Los mencionados progresos, aunque sean magros, pueden ser medidos entonces
en función de la neutralización que se hubiere logrado de
fuerzas profundas que en las relaciones entre naciones contiguas, con
un grado significativo de conectividad y de interdependencia, suelen conducir
al predominio de la lógica del conflicto por sobre la de cooperación-integración.
Cabe recordar al respecto que la historia larga del mundo nos señala
que entre naciones que comparten un mismo espacio geográfico regional
lo común ha sido el predominio de la lógica del conflicto,
traducida en última instancia en el enfrentamiento armado, el combate,
la guerra en sus múltiples y cambiantes modalidades.
En esta segunda lectura, entonces, el concepto de integración
se vincula directamente con el de gobernabilidad de un espacio geográfico
regional, medido por indicadores referidos al predominio de la paz y la
estabilidad política.
Visto en tal perspectiva, lo que interesa observar son tendencias y hechos
que señalizan una construcción consensual que desarrollan
los países participantes, sobre lo que entienden que les conviene
que sea el entorno regional en el que se insertan, especialmente en términos
de instituciones y reglas de juego que permitan un ambiente de confianza
recíproca y una relación de cooperación mutua, que
se manifieste también en distintos sectores de las respectivas
sociedades. Tal construcción gradual, basada en la percepción
que los países del referido espacio tienen de sus respectivos intereses
nacionales, suele ser a veces imperceptible en el corto plazo.
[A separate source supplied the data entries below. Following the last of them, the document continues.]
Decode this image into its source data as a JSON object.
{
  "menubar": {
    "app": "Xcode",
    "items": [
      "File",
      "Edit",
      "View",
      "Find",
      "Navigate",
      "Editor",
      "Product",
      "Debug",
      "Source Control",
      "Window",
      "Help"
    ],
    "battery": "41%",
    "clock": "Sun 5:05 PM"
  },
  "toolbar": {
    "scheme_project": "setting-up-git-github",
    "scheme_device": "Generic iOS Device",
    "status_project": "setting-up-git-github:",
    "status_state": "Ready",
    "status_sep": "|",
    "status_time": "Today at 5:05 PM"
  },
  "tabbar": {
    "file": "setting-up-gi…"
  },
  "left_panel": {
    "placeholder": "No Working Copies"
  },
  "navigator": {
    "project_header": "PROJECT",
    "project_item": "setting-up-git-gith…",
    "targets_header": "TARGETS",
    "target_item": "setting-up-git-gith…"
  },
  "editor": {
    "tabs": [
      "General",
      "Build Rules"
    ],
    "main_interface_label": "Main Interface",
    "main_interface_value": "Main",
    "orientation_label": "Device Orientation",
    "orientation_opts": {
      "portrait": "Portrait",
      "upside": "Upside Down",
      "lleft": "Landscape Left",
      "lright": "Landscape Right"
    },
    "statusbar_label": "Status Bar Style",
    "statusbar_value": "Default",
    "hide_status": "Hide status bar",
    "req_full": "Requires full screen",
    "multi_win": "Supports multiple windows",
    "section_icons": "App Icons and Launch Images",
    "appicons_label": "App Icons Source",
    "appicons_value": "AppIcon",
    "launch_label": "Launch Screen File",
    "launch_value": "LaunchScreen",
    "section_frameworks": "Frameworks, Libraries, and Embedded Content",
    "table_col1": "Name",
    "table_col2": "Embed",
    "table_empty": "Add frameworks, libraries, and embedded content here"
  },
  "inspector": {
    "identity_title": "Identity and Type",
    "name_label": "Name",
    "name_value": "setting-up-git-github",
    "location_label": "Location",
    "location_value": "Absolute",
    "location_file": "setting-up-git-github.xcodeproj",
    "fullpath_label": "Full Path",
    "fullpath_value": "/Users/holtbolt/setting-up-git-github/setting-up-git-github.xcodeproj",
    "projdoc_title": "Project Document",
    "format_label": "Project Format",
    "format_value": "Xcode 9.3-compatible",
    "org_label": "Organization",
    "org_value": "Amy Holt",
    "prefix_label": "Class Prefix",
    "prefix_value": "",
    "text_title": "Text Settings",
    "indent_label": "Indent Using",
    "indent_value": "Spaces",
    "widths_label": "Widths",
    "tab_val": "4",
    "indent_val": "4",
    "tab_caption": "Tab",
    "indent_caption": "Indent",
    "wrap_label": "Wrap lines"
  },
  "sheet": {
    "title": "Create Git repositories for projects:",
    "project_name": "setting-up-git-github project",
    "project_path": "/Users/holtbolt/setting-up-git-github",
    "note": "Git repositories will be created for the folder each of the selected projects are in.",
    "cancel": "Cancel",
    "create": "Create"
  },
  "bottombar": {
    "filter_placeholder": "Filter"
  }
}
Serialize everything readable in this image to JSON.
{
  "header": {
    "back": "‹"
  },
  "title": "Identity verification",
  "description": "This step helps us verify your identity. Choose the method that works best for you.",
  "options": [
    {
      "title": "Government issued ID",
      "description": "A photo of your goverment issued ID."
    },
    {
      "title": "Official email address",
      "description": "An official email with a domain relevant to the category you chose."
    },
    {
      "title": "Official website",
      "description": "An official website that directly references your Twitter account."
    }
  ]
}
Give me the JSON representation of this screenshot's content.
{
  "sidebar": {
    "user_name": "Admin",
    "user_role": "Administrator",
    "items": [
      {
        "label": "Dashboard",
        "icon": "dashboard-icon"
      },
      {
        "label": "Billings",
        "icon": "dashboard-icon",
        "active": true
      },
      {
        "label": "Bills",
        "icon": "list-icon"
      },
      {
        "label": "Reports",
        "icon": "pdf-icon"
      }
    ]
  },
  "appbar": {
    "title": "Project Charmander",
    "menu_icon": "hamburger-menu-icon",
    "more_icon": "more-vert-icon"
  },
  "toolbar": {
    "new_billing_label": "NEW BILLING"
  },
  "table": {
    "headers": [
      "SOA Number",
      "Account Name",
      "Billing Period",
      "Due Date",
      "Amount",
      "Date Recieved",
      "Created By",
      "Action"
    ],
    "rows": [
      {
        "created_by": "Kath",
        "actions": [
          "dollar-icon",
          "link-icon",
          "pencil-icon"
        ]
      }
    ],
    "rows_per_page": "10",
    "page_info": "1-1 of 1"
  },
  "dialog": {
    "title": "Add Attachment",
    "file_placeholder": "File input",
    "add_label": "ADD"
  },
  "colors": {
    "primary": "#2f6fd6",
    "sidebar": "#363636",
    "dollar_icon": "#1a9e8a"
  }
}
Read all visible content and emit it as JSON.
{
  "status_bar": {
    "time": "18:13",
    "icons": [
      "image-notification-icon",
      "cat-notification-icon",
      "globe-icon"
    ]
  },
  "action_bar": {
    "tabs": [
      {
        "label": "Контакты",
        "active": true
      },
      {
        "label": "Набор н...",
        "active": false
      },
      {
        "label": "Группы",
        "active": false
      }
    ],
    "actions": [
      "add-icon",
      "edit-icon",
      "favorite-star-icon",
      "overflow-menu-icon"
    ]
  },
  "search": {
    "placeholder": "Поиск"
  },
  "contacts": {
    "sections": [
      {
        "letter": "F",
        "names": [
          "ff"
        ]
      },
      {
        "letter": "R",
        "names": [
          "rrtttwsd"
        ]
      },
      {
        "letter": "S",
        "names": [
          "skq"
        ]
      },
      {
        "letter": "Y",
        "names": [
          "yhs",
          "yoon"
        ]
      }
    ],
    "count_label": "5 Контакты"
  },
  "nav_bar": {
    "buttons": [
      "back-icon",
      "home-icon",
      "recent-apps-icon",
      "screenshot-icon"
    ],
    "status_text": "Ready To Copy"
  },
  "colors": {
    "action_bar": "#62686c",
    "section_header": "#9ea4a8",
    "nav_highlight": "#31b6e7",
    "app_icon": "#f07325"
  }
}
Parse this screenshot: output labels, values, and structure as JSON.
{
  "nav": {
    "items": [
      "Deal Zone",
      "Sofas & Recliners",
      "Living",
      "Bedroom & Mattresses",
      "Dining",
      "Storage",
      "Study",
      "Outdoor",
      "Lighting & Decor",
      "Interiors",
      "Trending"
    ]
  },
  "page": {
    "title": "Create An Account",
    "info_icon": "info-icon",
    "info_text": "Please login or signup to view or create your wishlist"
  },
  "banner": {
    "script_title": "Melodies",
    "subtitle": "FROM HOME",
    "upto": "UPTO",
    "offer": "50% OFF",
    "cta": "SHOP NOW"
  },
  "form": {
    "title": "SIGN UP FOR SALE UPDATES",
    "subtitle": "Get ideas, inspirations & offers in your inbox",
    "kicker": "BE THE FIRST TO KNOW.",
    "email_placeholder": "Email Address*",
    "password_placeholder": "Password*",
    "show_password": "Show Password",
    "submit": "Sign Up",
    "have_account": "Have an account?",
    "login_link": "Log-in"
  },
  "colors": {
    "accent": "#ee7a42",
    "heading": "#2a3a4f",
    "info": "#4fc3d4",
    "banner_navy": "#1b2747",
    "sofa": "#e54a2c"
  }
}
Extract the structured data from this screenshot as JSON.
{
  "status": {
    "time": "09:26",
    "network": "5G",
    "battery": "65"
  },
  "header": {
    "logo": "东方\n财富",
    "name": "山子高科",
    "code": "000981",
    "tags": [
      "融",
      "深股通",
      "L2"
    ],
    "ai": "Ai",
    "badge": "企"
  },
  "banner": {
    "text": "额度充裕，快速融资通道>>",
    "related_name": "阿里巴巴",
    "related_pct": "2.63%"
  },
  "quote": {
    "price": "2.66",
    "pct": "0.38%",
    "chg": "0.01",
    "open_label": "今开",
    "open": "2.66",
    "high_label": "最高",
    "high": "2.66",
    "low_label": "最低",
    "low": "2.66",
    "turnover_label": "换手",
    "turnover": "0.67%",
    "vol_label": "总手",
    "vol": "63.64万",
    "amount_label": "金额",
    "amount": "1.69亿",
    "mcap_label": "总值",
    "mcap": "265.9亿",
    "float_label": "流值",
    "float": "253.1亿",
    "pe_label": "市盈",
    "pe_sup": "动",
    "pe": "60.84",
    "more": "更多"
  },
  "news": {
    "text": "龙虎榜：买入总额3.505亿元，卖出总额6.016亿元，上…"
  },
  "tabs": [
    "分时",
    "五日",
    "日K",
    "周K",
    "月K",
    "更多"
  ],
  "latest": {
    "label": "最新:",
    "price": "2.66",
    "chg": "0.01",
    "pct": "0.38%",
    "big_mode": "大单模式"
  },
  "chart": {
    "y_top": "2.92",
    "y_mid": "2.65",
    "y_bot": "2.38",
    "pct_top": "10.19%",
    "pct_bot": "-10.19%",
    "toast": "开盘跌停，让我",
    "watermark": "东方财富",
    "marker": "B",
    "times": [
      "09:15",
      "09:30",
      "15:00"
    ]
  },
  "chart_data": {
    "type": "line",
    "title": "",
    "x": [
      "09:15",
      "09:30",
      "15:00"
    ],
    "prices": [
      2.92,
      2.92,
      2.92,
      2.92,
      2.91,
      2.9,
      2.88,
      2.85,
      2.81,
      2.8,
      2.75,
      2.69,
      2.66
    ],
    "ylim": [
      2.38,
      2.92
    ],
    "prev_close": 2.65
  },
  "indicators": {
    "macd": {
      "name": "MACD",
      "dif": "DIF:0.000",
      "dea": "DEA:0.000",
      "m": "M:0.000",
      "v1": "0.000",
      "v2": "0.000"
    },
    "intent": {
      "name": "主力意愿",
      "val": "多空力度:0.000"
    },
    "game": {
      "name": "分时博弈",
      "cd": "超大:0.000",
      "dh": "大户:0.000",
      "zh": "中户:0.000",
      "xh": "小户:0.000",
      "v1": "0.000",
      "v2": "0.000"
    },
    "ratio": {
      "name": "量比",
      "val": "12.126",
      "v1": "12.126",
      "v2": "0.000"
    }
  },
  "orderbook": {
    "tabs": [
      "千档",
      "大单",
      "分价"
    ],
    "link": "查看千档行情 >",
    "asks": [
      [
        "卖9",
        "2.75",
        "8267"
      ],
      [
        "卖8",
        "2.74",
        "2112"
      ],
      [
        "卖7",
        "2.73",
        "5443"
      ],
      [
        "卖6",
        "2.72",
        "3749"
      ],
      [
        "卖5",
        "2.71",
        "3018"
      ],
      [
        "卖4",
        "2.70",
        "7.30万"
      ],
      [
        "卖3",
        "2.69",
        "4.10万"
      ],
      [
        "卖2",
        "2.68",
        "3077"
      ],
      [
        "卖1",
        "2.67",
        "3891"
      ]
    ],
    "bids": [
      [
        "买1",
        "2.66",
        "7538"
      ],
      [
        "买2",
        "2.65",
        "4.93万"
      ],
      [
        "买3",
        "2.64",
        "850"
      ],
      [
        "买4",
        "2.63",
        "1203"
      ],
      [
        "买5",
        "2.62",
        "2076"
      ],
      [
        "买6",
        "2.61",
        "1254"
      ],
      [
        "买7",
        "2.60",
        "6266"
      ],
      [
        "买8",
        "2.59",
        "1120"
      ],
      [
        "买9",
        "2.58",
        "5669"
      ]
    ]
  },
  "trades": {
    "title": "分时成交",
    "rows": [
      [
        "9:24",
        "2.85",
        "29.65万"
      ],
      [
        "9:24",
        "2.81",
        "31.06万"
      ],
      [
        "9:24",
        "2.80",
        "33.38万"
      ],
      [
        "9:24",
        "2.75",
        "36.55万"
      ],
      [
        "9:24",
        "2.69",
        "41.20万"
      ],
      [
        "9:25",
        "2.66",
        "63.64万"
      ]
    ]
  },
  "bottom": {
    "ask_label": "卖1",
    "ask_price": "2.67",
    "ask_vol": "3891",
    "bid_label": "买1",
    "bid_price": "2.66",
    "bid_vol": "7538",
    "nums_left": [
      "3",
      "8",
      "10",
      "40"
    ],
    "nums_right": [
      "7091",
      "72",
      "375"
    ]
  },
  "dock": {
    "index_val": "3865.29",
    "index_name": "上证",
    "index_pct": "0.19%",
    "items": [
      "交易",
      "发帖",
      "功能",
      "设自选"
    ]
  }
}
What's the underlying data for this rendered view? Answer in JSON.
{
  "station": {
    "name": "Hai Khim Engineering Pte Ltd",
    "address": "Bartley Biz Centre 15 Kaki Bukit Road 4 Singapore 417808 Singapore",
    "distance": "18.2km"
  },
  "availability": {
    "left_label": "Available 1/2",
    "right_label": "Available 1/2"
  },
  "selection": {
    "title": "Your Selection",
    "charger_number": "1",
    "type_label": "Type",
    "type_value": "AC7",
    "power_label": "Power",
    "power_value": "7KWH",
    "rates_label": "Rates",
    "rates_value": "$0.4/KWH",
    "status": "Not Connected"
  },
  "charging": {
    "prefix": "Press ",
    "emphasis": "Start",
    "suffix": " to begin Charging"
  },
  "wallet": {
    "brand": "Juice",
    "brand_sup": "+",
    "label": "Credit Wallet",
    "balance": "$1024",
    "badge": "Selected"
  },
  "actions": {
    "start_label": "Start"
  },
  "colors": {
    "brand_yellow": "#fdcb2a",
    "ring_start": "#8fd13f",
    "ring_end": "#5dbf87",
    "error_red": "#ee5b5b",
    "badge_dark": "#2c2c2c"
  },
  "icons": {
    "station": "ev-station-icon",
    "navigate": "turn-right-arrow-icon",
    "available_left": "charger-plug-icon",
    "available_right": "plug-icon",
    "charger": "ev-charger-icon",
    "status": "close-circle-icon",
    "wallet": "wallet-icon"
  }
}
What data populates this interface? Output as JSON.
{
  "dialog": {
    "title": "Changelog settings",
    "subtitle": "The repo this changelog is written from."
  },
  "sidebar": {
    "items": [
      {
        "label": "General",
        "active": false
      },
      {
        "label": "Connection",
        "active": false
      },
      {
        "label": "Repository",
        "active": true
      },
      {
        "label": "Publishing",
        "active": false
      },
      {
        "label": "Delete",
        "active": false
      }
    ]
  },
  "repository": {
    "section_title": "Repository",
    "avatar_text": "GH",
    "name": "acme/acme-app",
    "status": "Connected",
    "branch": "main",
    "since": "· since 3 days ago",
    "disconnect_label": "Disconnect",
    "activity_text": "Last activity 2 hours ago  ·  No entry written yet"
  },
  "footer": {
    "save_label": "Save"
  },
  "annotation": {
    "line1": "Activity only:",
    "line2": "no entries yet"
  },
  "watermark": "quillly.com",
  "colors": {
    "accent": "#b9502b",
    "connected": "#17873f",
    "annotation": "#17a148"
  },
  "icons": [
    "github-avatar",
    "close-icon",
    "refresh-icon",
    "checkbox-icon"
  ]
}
Como veremos luego, es una construcción que no responde necesariamente
a modelos predefinidos ni teóricos ni de otros espacios regionales,
ni tiene un punto final que pueda implicar la sustitución de las
soberanías nacionales preexistentes por una nueva unidad autónoma
de poder en el sistema internacional, ni puede alcanzar tan siquiera un
punto de no retorno que torne irreversible el predominio de la lógica
de integración.
En nuestra opinión, un análisis que procure ser realista
de la integración latinoamericana tiene que responder a las que
hemos señalado como características de la segunda lectura
posible sobre el referido fenómeno. Para ello tiene que tomar en
cuenta la experiencia acumulada en los últimos cincuenta años,
durante los cuales los países de la región han procurado
avanzar en el desarrollo e institucionalización de procesos voluntarios
con distintas modalidades y grados de formalidad, pero que tienen como
denominador común, precisamente, la idea estratégica del
trabajo conjunto entre países de la región o de las diferentes
subregiones que la componen.
En su esencia, la idea estratégica se refiere a la construcción
de un espacio geográfico regional en el que predominen condiciones
para la paz y la estabilidad política, la democracia y la cohesión
social, la transformación productiva y la inserción competitiva
en la economía mundial. La integración es percibida así
como lo contrario a aquello que históricamente ha predominado entre
naciones que comparten un determinado espacio geográfico regional,
esto es, el conflicto que conduce eventualmente a distintas modalidades
de enfrentamientos violentos.
Más que un ideal, entonces, la idea estratégica refleja
una concreta necesidad de privilegiar, en la perspectiva de cada país,
una relación pacífica y de cooperación con los países
vecinos. De ahí el hecho de que tal idea adquiere más profundidad
y se traduce en compromisos más concretos entre las naciones que
se visualizan como compartiendo un mismo espacio geográfico regional.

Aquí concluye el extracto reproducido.